Carozine lit le roman L'Heure de Plomb - Bruce HOLBERT
« C’est l’Heure de Plomb —
Dont on se souvient si on y survit,
Comme les gens qui Gèlent se rappellent la Neige —
D’abord —le Froid — puis
l’Engourdissement — puis l’abandon —».

C’est beau, hein ? 
Oui.
Normal, en même temps.
C’est du Emily Dickinson.
Donc bon. D’un coup, ça élève mon introduction. Ça époustoufle. Et pas à la façon d’un Jésus Christ empaillé. Non, non. Là, on s’émerveille devant une telle culture littéraire, on se congratule de tomber sur un blog pareil. Oui sauf que bon. Je n’ai pas eu à le chercher bien loin, ce petit extrait des Poésies complètes, puisqu’il fait partie des premières pages du roman de Bruce Holbert qui est donc notre sujet du jour, bonjour ! : L’Heure de Plomb. Logique, vous me direz. Avec Emily Dickinson en introduction, ça pouvait difficilement être l’Heure de la Sieste ou des Ravioli farcis. Cette lecture s’inscrit, une nouvelle fois, dans le cadre du Challenge 10 ans Gallmeister, qui m’aura fait découvrir de jolies merveilles (dont le formidable roman de Bruce Machart : Le sillage de l’oubli). L’Heure de Plomb s’ajoute à la liste pour un moment intense et vibrant sur les terres américaines.

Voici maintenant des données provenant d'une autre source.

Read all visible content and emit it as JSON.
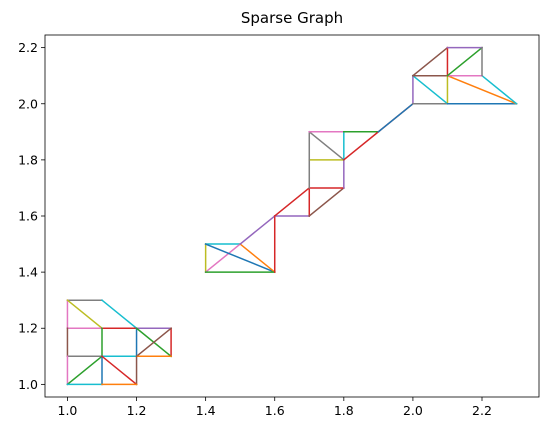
{
  "chart_data": {
    "type": "line",
    "title": "Sparse Graph",
    "xlabel": "",
    "ylabel": "",
    "xlim": [
      0.935,
      2.365
    ],
    "ylim": [
      0.955,
      2.245
    ],
    "x_ticks": [
      1.0,
      1.2,
      1.4,
      1.6,
      1.8,
      2.0,
      2.2
    ],
    "y_ticks": [
      1.0,
      1.2,
      1.4,
      1.6,
      1.8,
      2.0,
      2.2
    ],
    "grid": false,
    "legend": "none",
    "edges": [
      {
        "from": [
          1.0,
          1.3
        ],
        "to": [
          1.1,
          1.3
        ],
        "color": "#7f7f7f"
      },
      {
        "from": [
          1.1,
          1.3
        ],
        "to": [
          1.2,
          1.2
        ],
        "color": "#17becf"
      },
      {
        "from": [
          1.0,
          1.3
        ],
        "to": [
          1.0,
          1.2
        ],
        "color": "#e377c2"
      },
      {
        "from": [
          1.0,
          1.3
        ],
        "to": [
          1.1,
          1.2
        ],
        "color": "#bcbd22"
      },
      {
        "from": [
          1.0,
          1.2
        ],
        "to": [
          1.1,
          1.2
        ],
        "color": "#e377c2"
      },
      {
        "from": [
          1.1,
          1.2
        ],
        "to": [
          1.2,
          1.2
        ],
        "color": "#d62728"
      },
      {
        "from": [
          1.2,
          1.2
        ],
        "to": [
          1.3,
          1.2
        ],
        "color": "#9467bd"
      },
      {
        "from": [
          1.0,
          1.2
        ],
        "to": [
          1.0,
          1.1
        ],
        "color": "#8c564b"
      },
      {
        "from": [
          1.1,
          1.2
        ],
        "to": [
          1.1,
          1.1
        ],
        "color": "#2ca02c"
      },
      {
        "from": [
          1.2,
          1.2
        ],
        "to": [
          1.2,
          1.1
        ],
        "color": "#1f77b4"
      },
      {
        "from": [
          1.3,
          1.2
        ],
        "to": [
          1.3,
          1.1
        ],
        "color": "#d62728"
      },
      {
        "from": [
          1.2,
          1.2
        ],
        "to": [
          1.3,
          1.1
        ],
        "color": "#2ca02c"
      },
      {
        "from": [
          1.2,
          1.1
        ],
        "to": [
          1.3,
          1.2
        ],
        "color": "#8c564b"
      },
      {
        "from": [
          1.0,
          1.1
        ],
        "to": [
          1.1,
          1.1
        ],
        "color": "#7f7f7f"
      },
      {
        "from": [
          1.1,
          1.1
        ],
        "to": [
          1.2,
          1.1
        ],
        "color": "#17becf"
      },
      {
        "from": [
          1.2,
          1.1
        ],
        "to": [
          1.3,
          1.1
        ],
        "color": "#ff7f0e"
      },
      {
        "from": [
          1.0,
          1.1
        ],
        "to": [
          1.0,
          1.0
        ],
        "color": "#e377c2"
      },
      {
        "from": [
          1.0,
          1.0
        ],
        "to": [
          1.1,
          1.1
        ],
        "color": "#2ca02c"
      },
      {
        "from": [
          1.1,
          1.1
        ],
        "to": [
          1.1,
          1.0
        ],
        "color": "#1f77b4"
      },
      {
        "from": [
          1.1,
          1.1
        ],
        "to": [
          1.2,
          1.0
        ],
        "color": "#d62728"
      },
      {
        "from": [
          1.2,
          1.1
        ],
        "to": [
          1.2,
          1.0
        ],
        "color": "#8c564b"
      },
      {
        "from": [
          1.0,
          1.0
        ],
        "to": [
          1.1,
          1.0
        ],
        "color": "#17becf"
      },
      {
        "from": [
          1.1,
          1.0
        ],
        "to": [
          1.2,
          1.0
        ],
        "color": "#ff7f0e"
      },
      {
        "from": [
          1.4,
          1.5
        ],
        "to": [
          1.5,
          1.5
        ],
        "color": "#17becf"
      },
      {
        "from": [
          1.4,
          1.5
        ],
        "to": [
          1.4,
          1.4
        ],
        "color": "#bcbd22"
      },
      {
        "from": [
          1.4,
          1.4
        ],
        "to": [
          1.5,
          1.5
        ],
        "color": "#e377c2"
      },
      {
        "from": [
          1.4,
          1.5
        ],
        "to": [
          1.6,
          1.4
        ],
        "color": "#1f77b4"
      },
      {
        "from": [
          1.5,
          1.5
        ],
        "to": [
          1.6,
          1.4
        ],
        "color": "#ff7f0e"
      },
      {
        "from": [
          1.4,
          1.4
        ],
        "to": [
          1.6,
          1.4
        ],
        "color": "#2ca02c"
      },
      {
        "from": [
          1.5,
          1.5
        ],
        "to": [
          1.6,
          1.6
        ],
        "color": "#9467bd"
      },
      {
        "from": [
          1.6,
          1.6
        ],
        "to": [
          1.6,
          1.4
        ],
        "color": "#d62728"
      },
      {
        "from": [
          1.6,
          1.6
        ],
        "to": [
          1.7,
          1.6
        ],
        "color": "#9467bd"
      },
      {
        "from": [
          1.6,
          1.6
        ],
        "to": [
          1.7,
          1.7
        ],
        "color": "#d62728"
      },
      {
        "from": [
          1.7,
          1.6
        ],
        "to": [
          1.7,
          1.7
        ],
        "color": "#d62728"
      },
      {
        "from": [
          1.7,
          1.6
        ],
        "to": [
          1.8,
          1.7
        ],
        "color": "#8c564b"
      },
      {
        "from": [
          1.7,
          1.7
        ],
        "to": [
          1.8,
          1.7
        ],
        "color": "#d62728"
      },
      {
        "from": [
          1.8,
          1.7
        ],
        "to": [
          1.8,
          1.8
        ],
        "color": "#9467bd"
      },
      {
        "from": [
          1.7,
          1.7
        ],
        "to": [
          1.7,
          1.8
        ],
        "color": "#7f7f7f"
      },
      {
        "from": [
          1.7,
          1.8
        ],
        "to": [
          1.8,
          1.8
        ],
        "color": "#bcbd22"
      },
      {
        "from": [
          1.7,
          1.8
        ],
        "to": [
          1.7,
          1.9
        ],
        "color": "#7f7f7f"
      },
      {
        "from": [
          1.7,
          1.9
        ],
        "to": [
          1.8,
          1.8
        ],
        "color": "#7f7f7f"
      },
      {
        "from": [
          1.8,
          1.8
        ],
        "to": [
          1.8,
          1.9
        ],
        "color": "#17becf"
      },
      {
        "from": [
          1.7,
          1.9
        ],
        "to": [
          1.8,
          1.9
        ],
        "color": "#e377c2"
      },
      {
        "from": [
          1.8,
          1.9
        ],
        "to": [
          1.9,
          1.9
        ],
        "color": "#2ca02c"
      },
      {
        "from": [
          1.8,
          1.8
        ],
        "to": [
          2.0,
          2.0
        ],
        "color": "#d62728"
      },
      {
        "from": [
          1.9,
          1.9
        ],
        "to": [
          2.0,
          2.0
        ],
        "color": "#1f77b4"
      },
      {
        "from": [
          2.0,
          2.0
        ],
        "to": [
          2.0,
          2.1
        ],
        "color": "#9467bd"
      },
      {
        "from": [
          2.0,
          2.0
        ],
        "to": [
          2.1,
          2.0
        ],
        "color": "#7f7f7f"
      },
      {
        "from": [
          2.0,
          2.1
        ],
        "to": [
          2.1,
          2.0
        ],
        "color": "#17becf"
      },
      {
        "from": [
          2.0,
          2.1
        ],
        "to": [
          2.1,
          2.1
        ],
        "color": "#8c564b"
      },
      {
        "from": [
          2.1,
          2.1
        ],
        "to": [
          2.1,
          2.0
        ],
        "color": "#bcbd22"
      },
      {
        "from": [
          2.1,
          2.0
        ],
        "to": [
          2.3,
          2.0
        ],
        "color": "#1f77b4"
      },
      {
        "from": [
          2.1,
          2.1
        ],
        "to": [
          2.3,
          2.0
        ],
        "color": "#ff7f0e"
      },
      {
        "from": [
          2.2,
          2.1
        ],
        "to": [
          2.3,
          2.0
        ],
        "color": "#17becf"
      },
      {
        "from": [
          2.1,
          2.1
        ],
        "to": [
          2.2,
          2.1
        ],
        "color": "#e377c2"
      },
      {
        "from": [
          2.0,
          2.1
        ],
        "to": [
          2.1,
          2.2
        ],
        "color": "#8c564b"
      },
      {
        "from": [
          2.1,
          2.2
        ],
        "to": [
          2.1,
          2.1
        ],
        "color": "#d62728"
      },
      {
        "from": [
          2.1,
          2.1
        ],
        "to": [
          2.2,
          2.2
        ],
        "color": "#2ca02c"
      },
      {
        "from": [
          2.1,
          2.2
        ],
        "to": [
          2.2,
          2.2
        ],
        "color": "#9467bd"
      },
      {
        "from": [
          2.2,
          2.2
        ],
        "to": [
          2.2,
          2.1
        ],
        "color": "#7f7f7f"
      }
    ]
  }
}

Linda Jefferson était un cliché vivant et elle le savait. Âgée de vingt-quatre ans, maîtresse d’école et veuve, elle enfila un pull-over sur son corsage, puis la veste de cavalier doublée en peau de mouton qui avait appartenu à son mari. Il était mort l’année précédente, et sa disparition avait marqué pour elle le début d’une saison triste et inexorable. Elle la traversait comme l’animal stupide qui gratte sous la neige à la recherche des vestiges de l’été, sans comprendre l’hiver, ni même essayer, le subissant tout simplement. L’absence était sans fin et sans raison... L'Heure de Plomb - Bruce HOLBERT

L'Heure de Plomb : deux jumeaux pour une seule vie

L'Heure de Plomb - Bruce HOLBERT [ed. Gallmeister]
Hiver 1918. Pendant que les Romanov se font décapiter par la révolution russe, que la grippe espagnole fait des ravages ou que le traité de Versailles se signe presque paisiblement, l’État de Washington s’apprête à vivre la pire tempête de son histoire. Dans sa salle de classe, Linda Jefferson, jeune veuve (et, accessoirement, institutrice), observe les deux jumeaux qui terminent leurs devoirs : Luke et Matt Lawson. Le soleil sombre dans les collines et la jeune femme les renvoie chez eux avant que la nuit ne devienne ténèbres. Seulement avec l’obscurité tombe également un blizzard de tous les diables. Les températures chutent en l’espace de quelques secondes, enfermant les jumeaux dans un enfer de glace. Ne voyant pas ses enfants revenir, Lawson père s’aventure dans la tempête à leur recherche. Et tandis qu’elle observe les bourrasques de neige, Linda Jefferson aperçoit la silhouette glacée du cheval des jumeaux. Aussitôt, elle brave le froid et part à la poursuite des jumeaux. Elle les retrouve, transis, et les ramène dans la salle de classe, tentant de les réchauffer de son corps. Seul Matt Lawson survivra. Son père ayant également disparu, à seulement quatorze ans, il se retrouve à la tête de la ferme familiale, à devoir s’occuper des récoltes, des bêtes et d’une mère devenue son propre fantôme. À ses heures perdues, Matt Lawson écume les sentiers et les villes à la recherche de son père. Il fait ainsi la rencontre de Wendy Miller, fille d’épicier.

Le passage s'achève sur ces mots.